Anyway, Ryan is a cutter, and a couple of days into us being roommates, he shows me proof. The cuts are so straight and orderly they look almost geometric, like a Piet Mondrian line drawing. I don’t tell him that though because I don’t want to encourage him. By now, all of his cuts have faded away to silvery scars. I ask him what convinced him to stop cutting, and he admits that he hasn’t really stopped. He just retraces the old lines so they don’t make new scars.

“I don’t cut too deep,” he says to me like it’s a threat.

“That must take a lot of self-control,” I tell him, not realizing how fucked up it sounds until after I’ve said it.

“It does,” he says seriously.

“It’s like that for me too,” I admit. “Only it isn’t a blade.”

He thinks I’m talking about drugs, but I’m not.

In group it comes out that I’m gay—kind of hard to avoid when Seth’s name keeps popping up—and a couple nights later when Ryan can’t sleep, he starts sharing with me how hard it is for him at home. How he doesn’t have too many friends, and he’s really horny all the time, but girls don’t like him because he’s chubby and insecure and has acne. “All they want are jocks,” he says, “or guys who can buy them shit.”

I tell him it might not always be that way and that those girls sound pretty shallow to me, but he still feels pretty bad and even starts crying a little. I can tell he’s trying to hide it, which makes it even worse.

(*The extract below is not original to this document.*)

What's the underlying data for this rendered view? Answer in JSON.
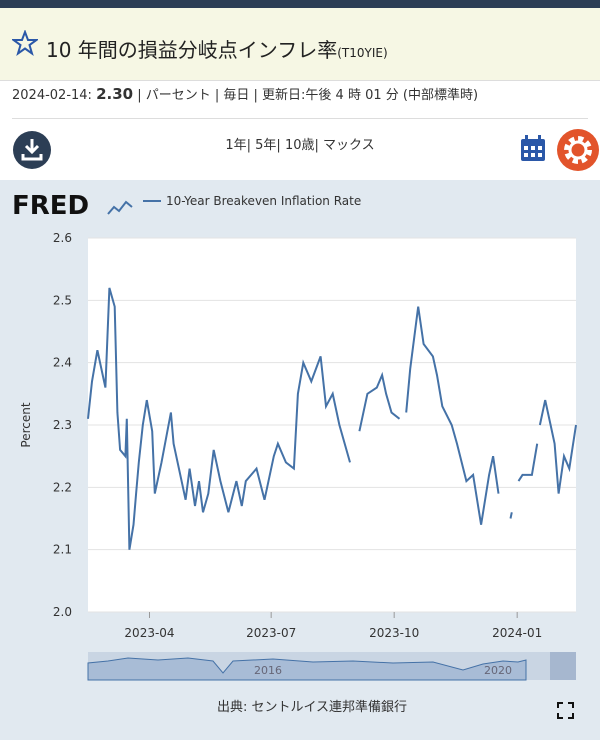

Long story short, I end up giving him head. He asked me to—it’s not like I offered. I don’t even think Ryan’s gay or bi or pan; I think he’s just really lonely. It seems like a small sacrifice on my part if it makes him feel even a little bit better about himself. I don’t even consider it messing around, since it was pretty one-sided.

I don’t know why I have to make that distinction. It’s not like Seth and I are still together.

Anyway, I tell Dr. Denovo about it in our one-on-one. He asks me if I wanted to do it, and when I say, not really, he asks me why I did it anyway, so I tell him I felt bad for Ryan and he says, “Why aren’t your desires as important as others?”

That’s the thing about Doc. You’ll be talking, talking, thinking he’s only half-listening or just being a sympathetic ear, and then he’ll pull out a question like that. He tells me he wants me to do this exercise where before I say yes or no to something, I ask myself if it’s what I want and to give that more importance than what the other person wants, even if it feels uncomfortable.

He also tells me he’s going to have to tell administration about the “incident,” but that I won’t lose any privileges, since we’re working through it. Ryan and I both get moved to singles. Strangely, it’s even harder for me to fall asleep without his snoring.

Ryan asks me not to tell anyone about it—me giving him head. I think he’s ashamed. I want to tell him what Dr. Denovo said, We live in a culture of vicious shame, but you can’t just drop that shit on people without context, and I don’t trust myself to explain it correctly. Besides, there’s nothing more annoying than when one of the residents tries to play therapist.

I tell Ryan he doesn’t have to worry about anything getting out. I’ve always been good at keeping secrets.